LeetCode--Reverse Linked List II

Reverse a linked list from position m to n. Do it in-place and in one-pass.

For example:
Given 1->2->3->4->5->NULL, m = 2 and n = 4,

return 1->4->3->2->5->NULL.

Note:
Given m, n satisfy the following condition:
1 ≤ m ≤ n ≤ length of list.

思路：头插法。这是一个翻转链表题目的扩展，在头插法的基础上考虑在一个区间内反转。

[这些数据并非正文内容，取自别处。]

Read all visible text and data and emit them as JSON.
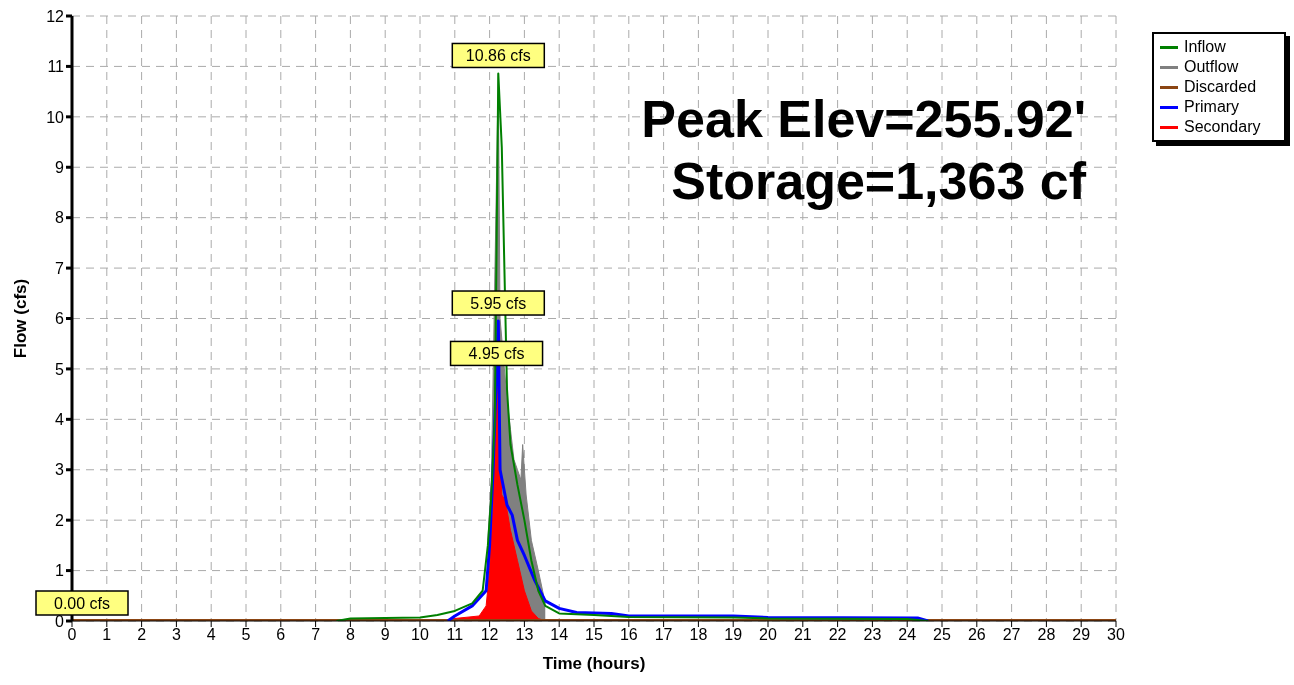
{
  "chart_data": {
    "type": "line",
    "xlabel": "Time  (hours)",
    "ylabel": "Flow  (cfs)",
    "xlim": [
      0,
      30
    ],
    "xticks": [
      0,
      1,
      2,
      3,
      4,
      5,
      6,
      7,
      8,
      9,
      10,
      11,
      12,
      13,
      14,
      15,
      16,
      17,
      18,
      19,
      20,
      21,
      22,
      23,
      24,
      25,
      26,
      27,
      28,
      29,
      30
    ],
    "ylim": [
      0,
      12
    ],
    "yticks": [
      0,
      1,
      2,
      3,
      4,
      5,
      6,
      7,
      8,
      9,
      10,
      11,
      12
    ],
    "grid": true,
    "legend": "top right",
    "line_style": "solid",
    "series": [
      {
        "name": "Inflow",
        "color": "#008000",
        "x": [
          7.6,
          8,
          9,
          10,
          10.5,
          11,
          11.5,
          11.8,
          11.95,
          12.05,
          12.15,
          12.25,
          12.35,
          12.5,
          12.6,
          12.8,
          13,
          13.2,
          13.4,
          13.6,
          14,
          15,
          16,
          19,
          20,
          24,
          24.6
        ],
        "values": [
          0,
          0.05,
          0.06,
          0.07,
          0.12,
          0.2,
          0.35,
          0.6,
          1.5,
          2.5,
          4,
          10.86,
          9.4,
          4.6,
          3.5,
          2.7,
          2,
          1.2,
          0.6,
          0.3,
          0.15,
          0.12,
          0.08,
          0.07,
          0.05,
          0.04,
          0
        ]
      },
      {
        "name": "Outflow",
        "color": "#808080",
        "type": "area",
        "x": [
          11.95,
          12.05,
          12.25,
          12.3,
          12.5,
          12.6,
          12.7,
          12.8,
          12.9,
          12.95,
          13.05,
          13.2,
          13.4,
          13.6
        ],
        "values": [
          1.6,
          2.8,
          10.86,
          6,
          4.4,
          3.8,
          3.2,
          3,
          2.8,
          3.5,
          2.5,
          1.6,
          1,
          0.35
        ]
      },
      {
        "name": "Discarded",
        "color": "#8b4513",
        "x": [
          0,
          30
        ],
        "values": [
          0,
          0
        ]
      },
      {
        "name": "Primary",
        "color": "#0000ff",
        "x": [
          10.8,
          11,
          11.5,
          11.9,
          12,
          12.1,
          12.25,
          12.3,
          12.5,
          12.65,
          12.8,
          13,
          13.3,
          13.6,
          14,
          14.5,
          15.5,
          16,
          19,
          20,
          24.3,
          24.6
        ],
        "values": [
          0,
          0.1,
          0.3,
          0.6,
          1.5,
          3,
          5.95,
          3,
          2.3,
          2.1,
          1.6,
          1.3,
          0.8,
          0.4,
          0.25,
          0.17,
          0.15,
          0.1,
          0.1,
          0.07,
          0.06,
          0
        ]
      },
      {
        "name": "Secondary",
        "color": "#ff0000",
        "type": "area",
        "x": [
          10.5,
          11,
          11.7,
          11.9,
          12,
          12.1,
          12.2,
          12.35,
          12.45,
          12.6,
          12.8,
          13,
          13.2,
          13.4,
          13.6
        ],
        "values": [
          0,
          0.05,
          0.1,
          0.3,
          1,
          2.2,
          4.95,
          2.5,
          2.4,
          1.8,
          1.2,
          0.6,
          0.2,
          0.05,
          0
        ]
      }
    ],
    "annotations": [
      {
        "text": "10.86 cfs",
        "x": 12.25,
        "y": 10.86
      },
      {
        "text": "5.95 cfs",
        "x": 12.25,
        "y": 5.95
      },
      {
        "text": "4.95 cfs",
        "x": 12.2,
        "y": 4.95
      },
      {
        "text": "0.00 cfs",
        "x": 0,
        "y": 0
      },
      "Peak Elev=255.92'",
      "Storage=1,363 cf"
    ]
  }
}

那么，首先要找到prev指针，然后确定3个指针head2,prev,cur的位置，头插法把cur指针内容插到head2后面，然后更新cur指针。

/**
 * Definition for singly-linked list.
 * struct ListNode {
 *     int val;
 *     ListNode *next;
 *     ListNode(int x) : val(x), next(NULL) {}
 * };
 */
class Solution {
public:
    ListNode* reverseBetween(ListNode* head, int m, int n) {
        ListNode dummy(0);
        dummy.next=head;
        ListNode *prev=&dummy;
        for(int i=0;i<m-1;i++){
            prev=prev->next;
        }
        ListNode *head2=prev;
        prev=head2->next;
        ListNode *cur=prev->next;
        for(int i=m;i<n;i++){
            prev->next=cur->next;
            cur->next=head2->next;
            head2->next=cur;
            cur=prev->next;
        }
        return dummy.next;
    }
};